Scan a single string synchronously. Returns the verdict; does not raise on injection. Use framework integrations or wrap for auto-raise behavior.
result = guard.scan("some text", role="tool", source="gmail.get_email")

# result.injection      → bool
# result.score          → float, 0–1
# result.verdict        → "block" | "warn" | "pass"
# result.model_version  → str
# result.latency_ms     → int
# result.id             → str (UUID)

guard.scan_async(input, role="user", source=None) → ScanResult

Async variant of scan. Use inside async def functions.
result = await guard.scan_async("some text", role="tool")

@guard.wrap

Decorator for functions that call the LLM directly (raw OpenAI / Anthropic SDK, etc.). Scans the messages argument before the function runs.
from openai import OpenAI
client = OpenAI()

@guard.wrap
def call_llm(messages):
    return client.chat.completions.create(model="gpt-5", messages=messages)

result = call_llm(messages)
# Raises InjectionDetectedError BEFORE client.chat.completions.create is invoked
# if any user/tool message is classified as injection.

@guard.wrap_async

Async variant of @guard.wrap. For async def functions.
@guard.wrap_async
async def call_llm(messages):
    return await client.chat.completions.create(model="gpt-5", messages=messages)

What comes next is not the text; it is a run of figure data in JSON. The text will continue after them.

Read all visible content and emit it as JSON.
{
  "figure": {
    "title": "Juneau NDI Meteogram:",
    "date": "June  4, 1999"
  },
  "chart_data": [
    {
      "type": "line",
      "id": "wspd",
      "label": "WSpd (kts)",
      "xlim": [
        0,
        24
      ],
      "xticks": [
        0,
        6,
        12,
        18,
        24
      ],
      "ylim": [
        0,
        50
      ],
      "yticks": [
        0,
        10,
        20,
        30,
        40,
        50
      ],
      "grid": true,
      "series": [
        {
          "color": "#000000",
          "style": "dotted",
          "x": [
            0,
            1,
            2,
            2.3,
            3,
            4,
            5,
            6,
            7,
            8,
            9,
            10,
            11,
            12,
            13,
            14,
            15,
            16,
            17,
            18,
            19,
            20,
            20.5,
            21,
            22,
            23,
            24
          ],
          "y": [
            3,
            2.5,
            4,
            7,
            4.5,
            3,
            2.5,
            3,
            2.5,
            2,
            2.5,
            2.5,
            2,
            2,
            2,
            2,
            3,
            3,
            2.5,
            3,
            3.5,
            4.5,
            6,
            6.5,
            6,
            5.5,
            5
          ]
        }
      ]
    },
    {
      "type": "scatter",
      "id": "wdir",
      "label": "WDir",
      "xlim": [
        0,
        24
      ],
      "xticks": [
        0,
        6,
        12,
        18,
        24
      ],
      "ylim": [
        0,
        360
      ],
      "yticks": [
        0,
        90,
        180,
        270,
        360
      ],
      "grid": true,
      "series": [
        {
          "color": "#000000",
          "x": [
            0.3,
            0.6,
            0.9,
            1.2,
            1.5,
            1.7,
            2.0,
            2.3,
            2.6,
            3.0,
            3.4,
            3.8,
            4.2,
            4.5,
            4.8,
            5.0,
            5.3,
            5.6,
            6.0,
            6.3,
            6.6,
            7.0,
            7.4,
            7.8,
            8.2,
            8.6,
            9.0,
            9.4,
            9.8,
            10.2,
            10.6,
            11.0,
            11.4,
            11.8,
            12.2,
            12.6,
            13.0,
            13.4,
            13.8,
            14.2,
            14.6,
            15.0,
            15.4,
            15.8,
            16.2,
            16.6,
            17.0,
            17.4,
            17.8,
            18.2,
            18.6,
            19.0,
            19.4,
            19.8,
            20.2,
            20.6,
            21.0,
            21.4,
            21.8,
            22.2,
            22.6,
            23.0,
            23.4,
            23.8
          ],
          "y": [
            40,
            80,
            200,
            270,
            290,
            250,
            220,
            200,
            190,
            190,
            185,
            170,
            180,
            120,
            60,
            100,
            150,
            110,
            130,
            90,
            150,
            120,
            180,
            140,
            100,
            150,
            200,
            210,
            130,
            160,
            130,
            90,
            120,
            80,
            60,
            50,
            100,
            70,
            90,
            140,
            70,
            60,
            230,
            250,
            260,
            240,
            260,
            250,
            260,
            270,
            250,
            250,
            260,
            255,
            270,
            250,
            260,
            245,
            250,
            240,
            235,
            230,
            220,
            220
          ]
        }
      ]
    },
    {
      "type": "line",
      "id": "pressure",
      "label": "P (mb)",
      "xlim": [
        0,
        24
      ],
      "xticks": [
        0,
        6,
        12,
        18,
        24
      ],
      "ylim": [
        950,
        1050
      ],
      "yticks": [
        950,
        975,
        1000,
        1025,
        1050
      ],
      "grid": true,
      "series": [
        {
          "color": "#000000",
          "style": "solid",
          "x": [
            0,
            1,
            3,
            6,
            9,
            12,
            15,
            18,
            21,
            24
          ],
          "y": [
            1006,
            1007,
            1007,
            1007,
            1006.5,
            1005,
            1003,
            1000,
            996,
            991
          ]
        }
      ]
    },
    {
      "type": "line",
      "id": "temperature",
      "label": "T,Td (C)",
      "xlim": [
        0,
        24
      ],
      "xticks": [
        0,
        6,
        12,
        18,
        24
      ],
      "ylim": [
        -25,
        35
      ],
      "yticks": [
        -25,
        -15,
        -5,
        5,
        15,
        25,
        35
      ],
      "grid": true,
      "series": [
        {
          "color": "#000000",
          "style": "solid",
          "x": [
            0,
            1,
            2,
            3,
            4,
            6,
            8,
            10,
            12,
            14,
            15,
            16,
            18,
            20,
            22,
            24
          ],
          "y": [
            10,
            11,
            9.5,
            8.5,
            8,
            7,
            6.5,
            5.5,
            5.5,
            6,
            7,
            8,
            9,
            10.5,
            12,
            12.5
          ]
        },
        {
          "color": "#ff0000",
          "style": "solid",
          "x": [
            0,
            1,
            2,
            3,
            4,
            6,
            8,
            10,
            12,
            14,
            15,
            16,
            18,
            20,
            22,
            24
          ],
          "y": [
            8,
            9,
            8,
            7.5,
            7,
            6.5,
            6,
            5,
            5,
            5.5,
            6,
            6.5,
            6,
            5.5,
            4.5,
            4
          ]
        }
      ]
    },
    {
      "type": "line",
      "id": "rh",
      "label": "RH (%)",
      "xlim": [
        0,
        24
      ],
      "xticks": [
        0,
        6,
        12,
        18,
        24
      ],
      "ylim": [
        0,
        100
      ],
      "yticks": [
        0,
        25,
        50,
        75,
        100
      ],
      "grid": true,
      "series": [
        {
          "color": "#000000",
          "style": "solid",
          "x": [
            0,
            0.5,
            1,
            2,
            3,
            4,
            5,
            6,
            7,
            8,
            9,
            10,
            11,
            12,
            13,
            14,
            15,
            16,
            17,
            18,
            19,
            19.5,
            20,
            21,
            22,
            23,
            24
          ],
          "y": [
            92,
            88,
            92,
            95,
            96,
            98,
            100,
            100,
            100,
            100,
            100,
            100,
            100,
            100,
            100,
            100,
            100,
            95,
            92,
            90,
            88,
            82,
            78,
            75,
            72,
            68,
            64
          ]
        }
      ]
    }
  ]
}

LangChain / CrewAI callback

BenchGuard implements BaseCallbackHandler directly. Pass it where LangChain accepts callbacks:
llm.invoke(messages, config={"callbacks": [guard]})
# or
crew = Crew(agents=[...], tasks=[...], callbacks=[guard])
See LangChain integration and CrewAI integration.

guard.as_agent_hooks()

Returns an AgentHooksBase subclass (OpenAI Agents SDK) with on_tool_end wired up. See OpenAI Agents integration.
from agents import Agent
agent = Agent(name="...", model="gpt-5", hooks=guard.as_agent_hooks())

guard.as_adk_callback()

Returns a before_model_callback for Google ADK. See Google ADK integration.
from google.adk import LlmAgent
agent = LlmAgent(
    name="...",
    model="gemini-2.5-pro",
    before_model_callback=guard.as_adk_callback(),
)

Types

ScanResult

from dataclasses import dataclass

@dataclass
class ScanResult:
    id: str
    injection: bool
    score: float
    verdict: str  # "block" | "warn" | "pass"
    model_version: str
    latency_ms: int

InjectionDetectedError

class InjectionDetectedError(Exception):
    result: ScanResult  # attached for inspection
Raised by @guard.wrap, @guard.wrap_async, and all framework integrations when verdict == "block".
from benchspan import InjectionDetectedError

try:
    call_llm(messages)
except InjectionDetectedError as e:
    print(f"Blocked: score={e.result.score:.4f}, id={e.result.id}")

Logging

The SDK logs to the benchspan logger. Attach a handler to see warn detections and debug output:
import logging
logging.getLogger("benchspan").setLevel(logging.WARNING)

Thread / async safety

Each BenchGuard instance maintains a dedup cache of scanned message hashes, so don’t share an instance across unrelated agent runs if you need each run to get a fresh cache. A new instance is cheap; it’s just a config bag around httpx.